3. The respondents argue that the "discretion vested in the trustees to give or withhold payments precludes the petitioner from maintaining her petition." The petitioner concedes that the trust instrument gives the trustees "wide discretion in disbursing, allocating and even withholding distribution from the trust between and among the various life beneficiaries" but contends "that such power and discretion must be exercised by the trustees in conformity with the stated purposes of the trust, and, moreover, must be exercised honestly and in good faith."

It is well established that "even very broad discretionary powers are to be exercised in accordance with fiduciary standards and with reasonable regard for usual fiduciary principles." Old Colony Trust Co. v. Silliman, ante, 6, 10. In Boston Safe Deposit & Trust Co. v. Stone, *201 348 Mass. 345, 351, fn. 8, we stated that "A fair reading of the whole of most trust instruments will reveal a `judicially enforceable, external, and ascertainable standard' for the exercise of even broadly expressed fiduciary powers.
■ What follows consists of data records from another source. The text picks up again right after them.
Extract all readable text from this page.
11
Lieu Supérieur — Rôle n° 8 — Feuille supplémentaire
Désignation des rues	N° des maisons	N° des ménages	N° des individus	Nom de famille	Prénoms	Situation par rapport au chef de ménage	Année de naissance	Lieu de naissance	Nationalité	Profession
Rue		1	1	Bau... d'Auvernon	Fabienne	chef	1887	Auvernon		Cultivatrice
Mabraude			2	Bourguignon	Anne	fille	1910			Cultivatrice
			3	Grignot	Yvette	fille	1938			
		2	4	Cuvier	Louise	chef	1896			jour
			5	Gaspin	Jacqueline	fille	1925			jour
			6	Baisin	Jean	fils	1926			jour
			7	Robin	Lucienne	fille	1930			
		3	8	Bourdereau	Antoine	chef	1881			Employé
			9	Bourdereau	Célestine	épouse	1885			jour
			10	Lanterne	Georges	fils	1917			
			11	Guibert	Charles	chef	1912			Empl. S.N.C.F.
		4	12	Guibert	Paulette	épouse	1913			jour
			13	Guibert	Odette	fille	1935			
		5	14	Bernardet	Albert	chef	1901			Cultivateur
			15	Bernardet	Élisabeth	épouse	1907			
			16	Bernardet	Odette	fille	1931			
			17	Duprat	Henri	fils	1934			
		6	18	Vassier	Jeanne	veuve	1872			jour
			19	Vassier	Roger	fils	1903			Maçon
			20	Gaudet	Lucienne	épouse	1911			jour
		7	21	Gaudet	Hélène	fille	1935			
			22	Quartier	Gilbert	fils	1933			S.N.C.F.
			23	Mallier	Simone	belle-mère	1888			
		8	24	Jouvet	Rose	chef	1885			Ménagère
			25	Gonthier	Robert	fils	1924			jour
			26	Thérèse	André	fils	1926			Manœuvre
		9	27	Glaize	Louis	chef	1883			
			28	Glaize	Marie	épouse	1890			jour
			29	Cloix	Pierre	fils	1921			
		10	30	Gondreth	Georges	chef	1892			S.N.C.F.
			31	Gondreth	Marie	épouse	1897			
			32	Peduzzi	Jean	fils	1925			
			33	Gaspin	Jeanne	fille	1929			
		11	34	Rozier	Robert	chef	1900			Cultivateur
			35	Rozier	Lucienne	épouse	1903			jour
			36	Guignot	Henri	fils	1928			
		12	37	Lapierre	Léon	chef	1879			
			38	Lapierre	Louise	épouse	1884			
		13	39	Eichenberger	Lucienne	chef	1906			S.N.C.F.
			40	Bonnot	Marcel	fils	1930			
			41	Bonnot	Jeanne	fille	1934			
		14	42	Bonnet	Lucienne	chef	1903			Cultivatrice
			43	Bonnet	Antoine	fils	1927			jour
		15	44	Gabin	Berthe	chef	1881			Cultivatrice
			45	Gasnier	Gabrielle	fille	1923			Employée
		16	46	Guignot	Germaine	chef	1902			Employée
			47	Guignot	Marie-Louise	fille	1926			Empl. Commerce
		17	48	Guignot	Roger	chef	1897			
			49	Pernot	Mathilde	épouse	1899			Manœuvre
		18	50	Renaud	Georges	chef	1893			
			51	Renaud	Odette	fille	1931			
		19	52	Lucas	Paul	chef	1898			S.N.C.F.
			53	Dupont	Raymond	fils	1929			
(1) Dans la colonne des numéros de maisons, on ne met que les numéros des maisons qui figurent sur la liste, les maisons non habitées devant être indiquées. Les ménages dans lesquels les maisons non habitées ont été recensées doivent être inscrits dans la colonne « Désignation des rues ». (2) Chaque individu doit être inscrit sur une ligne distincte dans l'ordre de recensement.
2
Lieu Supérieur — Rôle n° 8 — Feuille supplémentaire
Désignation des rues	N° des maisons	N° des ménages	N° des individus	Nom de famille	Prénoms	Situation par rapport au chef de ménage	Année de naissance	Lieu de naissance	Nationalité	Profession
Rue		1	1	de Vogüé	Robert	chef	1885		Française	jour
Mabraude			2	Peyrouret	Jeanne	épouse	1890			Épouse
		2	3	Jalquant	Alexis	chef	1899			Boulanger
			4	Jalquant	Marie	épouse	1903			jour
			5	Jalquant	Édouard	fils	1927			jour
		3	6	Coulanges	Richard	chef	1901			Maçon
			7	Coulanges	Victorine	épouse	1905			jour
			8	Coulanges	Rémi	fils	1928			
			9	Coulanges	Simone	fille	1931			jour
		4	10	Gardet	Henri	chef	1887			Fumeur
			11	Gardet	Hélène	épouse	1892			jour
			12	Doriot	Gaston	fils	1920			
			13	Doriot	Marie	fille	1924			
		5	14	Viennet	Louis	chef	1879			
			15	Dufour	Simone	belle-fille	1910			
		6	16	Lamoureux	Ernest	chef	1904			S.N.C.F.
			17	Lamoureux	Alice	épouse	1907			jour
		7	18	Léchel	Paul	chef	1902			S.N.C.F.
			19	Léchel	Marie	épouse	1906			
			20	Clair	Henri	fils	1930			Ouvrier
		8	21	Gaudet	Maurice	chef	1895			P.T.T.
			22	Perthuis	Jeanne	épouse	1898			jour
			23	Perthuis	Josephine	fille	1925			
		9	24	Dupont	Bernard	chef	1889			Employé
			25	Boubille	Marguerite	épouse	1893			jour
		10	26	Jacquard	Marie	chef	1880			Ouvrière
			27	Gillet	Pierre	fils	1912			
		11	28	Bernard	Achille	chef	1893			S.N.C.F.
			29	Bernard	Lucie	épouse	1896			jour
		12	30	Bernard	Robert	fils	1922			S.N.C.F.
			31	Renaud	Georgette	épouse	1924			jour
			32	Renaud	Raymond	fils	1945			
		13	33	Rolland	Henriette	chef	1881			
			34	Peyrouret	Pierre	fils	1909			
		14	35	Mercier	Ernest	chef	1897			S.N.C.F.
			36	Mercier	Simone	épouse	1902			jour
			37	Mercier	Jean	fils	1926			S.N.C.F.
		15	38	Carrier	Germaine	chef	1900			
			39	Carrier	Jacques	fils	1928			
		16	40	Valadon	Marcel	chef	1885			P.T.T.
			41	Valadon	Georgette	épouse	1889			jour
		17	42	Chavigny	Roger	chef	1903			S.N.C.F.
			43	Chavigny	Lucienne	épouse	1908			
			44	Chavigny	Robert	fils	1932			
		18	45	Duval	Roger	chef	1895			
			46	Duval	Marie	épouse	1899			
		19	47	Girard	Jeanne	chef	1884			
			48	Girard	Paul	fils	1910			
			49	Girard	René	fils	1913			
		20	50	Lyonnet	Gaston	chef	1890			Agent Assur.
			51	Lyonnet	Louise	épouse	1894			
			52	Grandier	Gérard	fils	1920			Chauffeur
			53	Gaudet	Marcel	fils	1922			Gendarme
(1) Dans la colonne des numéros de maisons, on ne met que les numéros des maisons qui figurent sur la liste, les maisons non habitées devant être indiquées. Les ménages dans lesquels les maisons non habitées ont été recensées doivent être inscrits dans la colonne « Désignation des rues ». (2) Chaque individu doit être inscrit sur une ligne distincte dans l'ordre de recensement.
See United States v. Powell, 307 F.2d 821, 826 (10th Cir.)." In the instant case the trust instrument itself contains a clear expression of the applicable standard for the exercise of the trustees' discretion. "The principal purpose of this trust is to provide for the necessaries and comfort of the persons named herein and in order to accomplish this purpose it is intended to give said trustees the fullest authority and discretion" (emphasis supplied). The essence of the petitioner's petition is that the respondents have not exercised their discretion in accordance with this standard.

4. The decrees sustaining the demurrer and dismissing the petition are reversed and the case is to stand for further proceedings in the Probate Court.

So ordered.

NOTES

[1] The respondents referred to are Wallace E. Crowley and Harold W. Martin, now the sole trustees of the trust. The other respondents were merely named as life beneficiaries of the trust. The petition was taken as confessed against them.

[2] In Boyajian v. Hart, 292 Mass. 447, 450-451, it was alleged that a mortgage and note were subject to "certain equitable defences, set-offs, and agreements by virtue of which said mortgage was not in default ..." and that certain "defects," not stated in the bill, infected the foreclosure notice; in Weinstein v. Chief of Police of Fall River, 344 Mass. 314, 317, we referred to a general allegation that "[i]n all material respects, the businesses to which such permits have been granted, and the work performed by such businesses on Sundays are indistinguishable from the business operations of the plaintiff"; in Mahoney v. Houghton & Richards, Inc. 347 Mass. 764, there were "[v]ery general allegations that ... [two officers] drew excessive salaries and conspired to transfer a majority of the corporate shares to" one of the officers, and an allegation that one of the officers "performed no services or no services of value"; and in Vogelaar v. H.L. Robbins & Co. Inc. 348 Mass. 787, the plaintiff alleged that stocks given to brokers under a trust agreement had been traded "with undue frequency" for the brokers' own benefit and the bill did not "set out with precision the facts concerning the defendants' undertaking or the circumstances of particular transactions and arrangements."